Consider $$c(t)=(a\cos\ (t),b\sin\ (t)),\ 0\leq t,\ a=1 > b>0$$ in $\mathbb{R}^2$
Fix $0<t_1<\pi/2$ so that $x_1=c(t_1)$
When $x_i=c(t_i)$ and $x_i$ is a positive multiple of $c'(t_{i-1})$, then how many are there limit points for subsequences in $\{x_i\}$ ?
Proof : Note that $x_{4k+i}$ are in $i$-th quadrant $\bigg\{ \frac{\pi}{2}(i-1)< \theta < \frac{\pi}{2}i\bigg\}$
When $y_n$ is a convergent subsequence in $\{x_{4k+1}\}$, then $\{ y_{n+i}\},\ 1\leq i\leq 4$ are also convergent. Here $\{y_n\},\ \{y_{n+4}\}$ share same limit ?
That is, $x_n$ has exactly $4$ limit points ?

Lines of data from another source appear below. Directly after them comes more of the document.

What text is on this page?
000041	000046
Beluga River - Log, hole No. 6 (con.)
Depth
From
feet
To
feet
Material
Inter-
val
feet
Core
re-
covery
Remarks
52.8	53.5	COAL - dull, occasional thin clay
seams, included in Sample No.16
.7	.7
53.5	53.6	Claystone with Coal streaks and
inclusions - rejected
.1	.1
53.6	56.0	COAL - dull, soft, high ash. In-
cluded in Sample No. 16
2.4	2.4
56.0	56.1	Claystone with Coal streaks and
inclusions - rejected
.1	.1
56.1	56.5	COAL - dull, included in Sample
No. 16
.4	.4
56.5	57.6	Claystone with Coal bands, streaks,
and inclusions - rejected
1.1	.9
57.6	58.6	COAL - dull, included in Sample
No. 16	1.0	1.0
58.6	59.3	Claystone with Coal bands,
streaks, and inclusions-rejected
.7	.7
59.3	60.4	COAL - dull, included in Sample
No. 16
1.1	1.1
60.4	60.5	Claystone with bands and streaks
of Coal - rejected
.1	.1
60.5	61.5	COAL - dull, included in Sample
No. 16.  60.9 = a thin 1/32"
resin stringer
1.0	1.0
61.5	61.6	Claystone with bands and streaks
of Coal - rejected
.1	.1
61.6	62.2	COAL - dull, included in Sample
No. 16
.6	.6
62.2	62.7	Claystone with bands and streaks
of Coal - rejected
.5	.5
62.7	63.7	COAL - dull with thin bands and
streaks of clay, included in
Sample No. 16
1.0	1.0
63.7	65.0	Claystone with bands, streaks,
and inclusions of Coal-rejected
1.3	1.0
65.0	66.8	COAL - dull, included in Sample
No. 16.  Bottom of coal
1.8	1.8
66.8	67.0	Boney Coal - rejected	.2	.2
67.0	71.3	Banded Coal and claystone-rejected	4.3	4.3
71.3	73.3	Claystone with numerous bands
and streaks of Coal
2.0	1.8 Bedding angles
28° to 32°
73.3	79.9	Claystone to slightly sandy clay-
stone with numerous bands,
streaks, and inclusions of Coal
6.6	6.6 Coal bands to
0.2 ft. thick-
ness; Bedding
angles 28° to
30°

$c'(t_1)=(-\sin\ t_1,b\cos\ t_1)$ where $0<t_1< \frac{\pi}{2}$. When $\pi/2<t_2<\pi$ s.t. $$ c(t_2) =C c'(t_1),\ C>0$$ then $$ (\cos\ t_2,b\sin\ t_2)= C(-\sin\ t_1 ,b\cos\ t_1),\ C>0 $$
so that $$ C= \frac{\cos\ t_2}{-\sin\ t_1} = \frac{\sin\ t_2}{\cos\ t_1} $$
Here $t_2=\frac{\pi}{2}+t_1$. That is, $\{x_n\}$ is a set of four points.